Guitarist René Lussier (b. Montreal, 1957) is a major figure in Quebec’s new/experimental music scene. He leads a multifaceted career as a composer, improviser, soundtrack maker, singer-songwriter, and record producer. His credits include over 60 film soundtracks, among them Robert Lepage’s phenomenal Moulin à images (2008-2012), and over 30 records, the most widely known being Le Trésor de la langue, a ground-breaking work on oral history that earned him the 1989 Paul Gilson Award.

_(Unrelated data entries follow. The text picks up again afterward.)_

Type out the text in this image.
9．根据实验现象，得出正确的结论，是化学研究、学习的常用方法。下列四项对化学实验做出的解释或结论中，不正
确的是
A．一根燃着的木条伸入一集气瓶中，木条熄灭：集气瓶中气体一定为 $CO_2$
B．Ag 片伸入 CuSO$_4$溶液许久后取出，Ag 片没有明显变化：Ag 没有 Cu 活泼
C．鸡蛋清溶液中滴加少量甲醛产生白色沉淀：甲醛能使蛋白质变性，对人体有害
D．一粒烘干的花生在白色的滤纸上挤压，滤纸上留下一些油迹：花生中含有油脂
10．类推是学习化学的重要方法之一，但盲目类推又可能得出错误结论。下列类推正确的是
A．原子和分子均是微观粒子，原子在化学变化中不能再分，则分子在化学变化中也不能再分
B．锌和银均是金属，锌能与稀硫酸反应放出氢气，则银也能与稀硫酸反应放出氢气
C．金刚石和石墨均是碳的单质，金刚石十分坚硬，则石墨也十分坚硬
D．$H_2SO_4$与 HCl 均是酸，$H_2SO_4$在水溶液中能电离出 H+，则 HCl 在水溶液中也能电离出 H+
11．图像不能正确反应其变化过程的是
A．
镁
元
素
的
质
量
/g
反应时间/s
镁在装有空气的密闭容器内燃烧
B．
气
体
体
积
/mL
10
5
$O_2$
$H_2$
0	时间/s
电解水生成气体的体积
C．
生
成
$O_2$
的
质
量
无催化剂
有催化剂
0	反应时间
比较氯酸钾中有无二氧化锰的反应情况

Lussier has led free improvisation workshops and ensembles of various sizes in Canada and Europe. He distinguished himself in several bands and projects (among them: Conventum, Les 4 Guitaristes de l’Apocalypso-Bar, Keep the Dog, and The Fred Frith Guitar Quartet), and performed and recorded with a long list of collaborators including Gilles Gobeil, Robert Marcel Lepage, Jean Derome, Martin Tétreault, Hans Reichel, Eugene Chadbourne, poet Patrice Desbiens, and Québécois fiddler Liette Remon.

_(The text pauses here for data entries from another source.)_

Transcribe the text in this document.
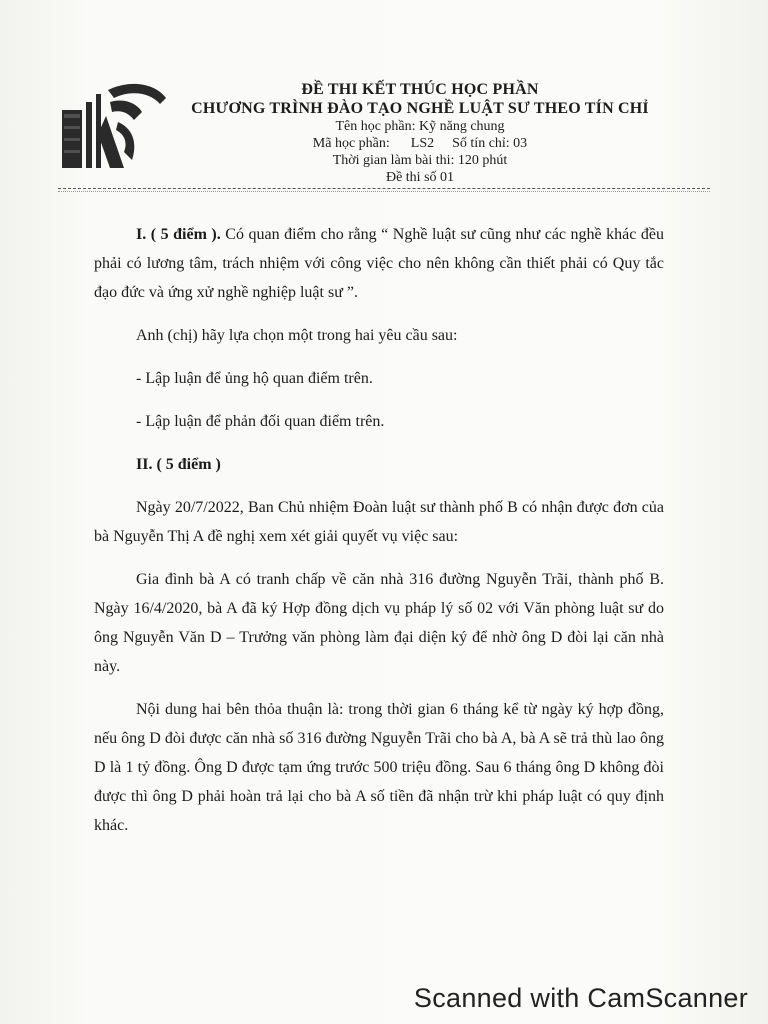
ĐỀ THI KẾT THÚC HỌC PHẦN
CHƯƠNG TRÌNH ĐÀO TẠO NGHỀ LUẬT SƯ THEO TÍN CHỈ
Tên học phần: Kỹ năng chung
Mã học phần:      LS2 Số tín chỉ: 03
Thời gian làm bài thi: 120 phút
Đề thi số 01

I. ( 5 điểm ). Có quan điểm cho rằng “ Nghề luật sư cũng như các nghề khác đều phải có lương tâm, trách nhiệm với công việc cho nên không cần thiết phải có Quy tắc đạo đức và ứng xử nghề nghiệp luật sư ”.

Anh (chị) hãy lựa chọn một trong hai yêu cầu sau:

- Lập luận để ủng hộ quan điểm trên.

- Lập luận để phản đối quan điểm trên.

II. ( 5 điểm )

Ngày 20/7/2022, Ban Chủ nhiệm Đoàn luật sư thành phố B có nhận được đơn của bà Nguyễn Thị A đề nghị xem xét giải quyết vụ việc sau:

Gia đình bà A có tranh chấp về căn nhà 316 đường Nguyễn Trãi, thành phố B. Ngày 16/4/2020, bà A đã ký Hợp đồng dịch vụ pháp lý số 02 với Văn phòng luật sư do ông Nguyễn Văn D – Trưởng văn phòng làm đại diện ký để nhờ ông D đòi lại căn nhà này.

Nội dung hai bên thỏa thuận là: trong thời gian 6 tháng kể từ ngày ký hợp đồng, nếu ông D đòi được căn nhà số 316 đường Nguyễn Trãi cho bà A, bà A sẽ trả thù lao ông D là 1 tỷ đồng. Ông D được tạm ứng trước 500 triệu đồng. Sau 6 tháng ông D không đòi được thì ông D phải hoàn trả lại cho bà A số tiền đã nhận trừ khi pháp luật có quy định khác.

Scanned with CamScanner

He has composed commissioned works for Vancouver’s Now Orchestra and Hard Rubber Orchestra, Société de Musique Contemporaine du Québec, and New York ensemble Bang on a Can, among others.
René Lussier received the Freddy Stone Award for “his artistic integrity, innovative spirit, and contribution to Canadian new music,” and the Canada Council for the Arts’s Victor Martyn Lynch-Staunton Award “for outstanding artistic achievement and excellence.” His eclectic artistic process is guided by experimentation.